Ainsi, le produit STEEM du groupe Philip Morris (rachat d’un brevet en 2011 par le groupe) est basé sur les sels de nicotine.
Ce produit génère une vapeur contenant de la nicotine sous forme de sels de nicotine.
C’est une réaction chimique entre la nicotine et un acide organique (acide pyruvique) qui crée une vapeur contenant du sel de nicotine (puryvate de nicotine).
Les particules fines très solubles dans l'eau seraient inhalées facilement.
Les études menées par Jed Rose (inventeur du produit) et son équipe ont conclu que le puryvate de nicotine serait plus efficace au niveau pulmonaire que la nicotine pure.
Comparativement au placebo, l'inhalation de pyruvate de nicotine produit une forte augmentation des taux de nicotine dans le plasma et satisfait les fumeurs (3).
E-liquides aux sels de nicotine : pour qui ?
Les e-liquides aux sels de nicotine sont tout d’abord intéressants pour le profil des primo-vapoteurs.
Jacques le Houezec voit les sels de nicotine comme un produit de transition pour certains fumeurs qui passent à la vape et qui n’arrivent pas à obtenir suffisamment de nicotine car ils ont du mal avec des bouffées plus importantes (nécessaires lorsque l’on vape pour ne pas avaler d’air avec la vapeur) qui irritent la gorge.
C’est le cas de ceux ayant une broncho-pneumopathie chronique obstructive (BPCO), un emphysème, ou de très gros fumeurs avec une arrière-gorge très abîmée.
«Les sels de nicotine leur permettent de vapoter quelque chose d’efficace sans avoir d’irritation» explique le Pr le Houezec.
« Ensuite, ils peuvent repasser à de la vape traditionnelle.
Cela les aide à passer le cap de l’arrêt de la cigarette ».
Les sels de nicotine sont également intéressants pour ceux qui vapotent beaucoup car ils ont un fort besoin de nicotine. «Ceux qui consomment par exemple 30mL par jour peuvent avoir un petit système de e-cigarette produisant un aérosol moins « aérien » qui leur délivre des doses de nicotine plus importantes. Cela va leur permettre de diminuer la quantité de vapeur inhalée chaque jour» informe J. le Houezec.

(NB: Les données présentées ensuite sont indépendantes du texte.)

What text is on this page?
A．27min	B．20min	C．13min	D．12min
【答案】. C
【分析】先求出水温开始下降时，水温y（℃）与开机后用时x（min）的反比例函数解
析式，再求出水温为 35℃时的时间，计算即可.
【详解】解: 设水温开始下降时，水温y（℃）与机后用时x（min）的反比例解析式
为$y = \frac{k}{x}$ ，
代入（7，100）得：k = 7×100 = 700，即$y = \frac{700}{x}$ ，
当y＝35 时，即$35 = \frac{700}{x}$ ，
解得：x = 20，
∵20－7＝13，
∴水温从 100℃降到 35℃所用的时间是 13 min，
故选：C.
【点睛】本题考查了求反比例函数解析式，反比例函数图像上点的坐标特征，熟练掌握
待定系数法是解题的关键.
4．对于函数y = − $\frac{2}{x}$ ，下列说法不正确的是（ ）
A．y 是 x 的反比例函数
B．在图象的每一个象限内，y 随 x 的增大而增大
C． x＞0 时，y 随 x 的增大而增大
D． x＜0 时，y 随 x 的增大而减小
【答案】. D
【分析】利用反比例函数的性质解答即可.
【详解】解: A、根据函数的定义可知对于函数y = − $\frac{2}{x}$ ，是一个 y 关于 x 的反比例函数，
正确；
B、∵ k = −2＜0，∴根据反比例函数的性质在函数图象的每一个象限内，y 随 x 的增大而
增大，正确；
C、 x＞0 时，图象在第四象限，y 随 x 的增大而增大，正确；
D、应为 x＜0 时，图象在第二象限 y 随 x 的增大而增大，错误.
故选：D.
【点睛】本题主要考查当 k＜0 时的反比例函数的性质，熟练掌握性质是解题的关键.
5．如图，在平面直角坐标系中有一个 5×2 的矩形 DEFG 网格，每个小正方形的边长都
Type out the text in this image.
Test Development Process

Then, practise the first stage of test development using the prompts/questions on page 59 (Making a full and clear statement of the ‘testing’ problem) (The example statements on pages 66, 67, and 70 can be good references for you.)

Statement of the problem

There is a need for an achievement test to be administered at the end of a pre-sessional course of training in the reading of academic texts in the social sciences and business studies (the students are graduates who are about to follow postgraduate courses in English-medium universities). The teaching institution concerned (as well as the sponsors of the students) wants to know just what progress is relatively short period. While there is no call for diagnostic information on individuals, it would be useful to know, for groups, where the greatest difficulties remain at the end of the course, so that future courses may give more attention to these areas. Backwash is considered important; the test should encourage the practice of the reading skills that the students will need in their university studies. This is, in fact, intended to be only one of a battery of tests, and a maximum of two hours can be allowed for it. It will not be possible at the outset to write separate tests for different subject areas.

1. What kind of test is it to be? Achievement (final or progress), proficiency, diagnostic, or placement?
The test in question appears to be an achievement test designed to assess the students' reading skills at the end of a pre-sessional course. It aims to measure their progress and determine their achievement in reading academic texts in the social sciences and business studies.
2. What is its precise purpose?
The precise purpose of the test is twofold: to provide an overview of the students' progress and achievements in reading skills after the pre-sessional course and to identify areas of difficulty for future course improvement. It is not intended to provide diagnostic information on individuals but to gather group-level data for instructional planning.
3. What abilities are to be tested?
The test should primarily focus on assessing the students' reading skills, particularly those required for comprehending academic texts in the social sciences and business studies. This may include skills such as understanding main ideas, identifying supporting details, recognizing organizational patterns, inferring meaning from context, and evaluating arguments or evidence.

Sels de nicotine : risques éventuels et précautions d’usage
Pour Jacques Le Houezec, spécialiste de la nicotine,
les sels de nicotine ne présentent pas de danger sanitaire car c'est une des formes de la nicotine.
Des scientifiques s’inquiètent de la présence de benzène du fait de l’association nicotine/acide benzoïque dans la JUUL.
Le Dr Konstantinos Farsalinos a souligné le potentiel dangereux de certains acides qui pourraient être utilisés pour extraire les sels de nicotine.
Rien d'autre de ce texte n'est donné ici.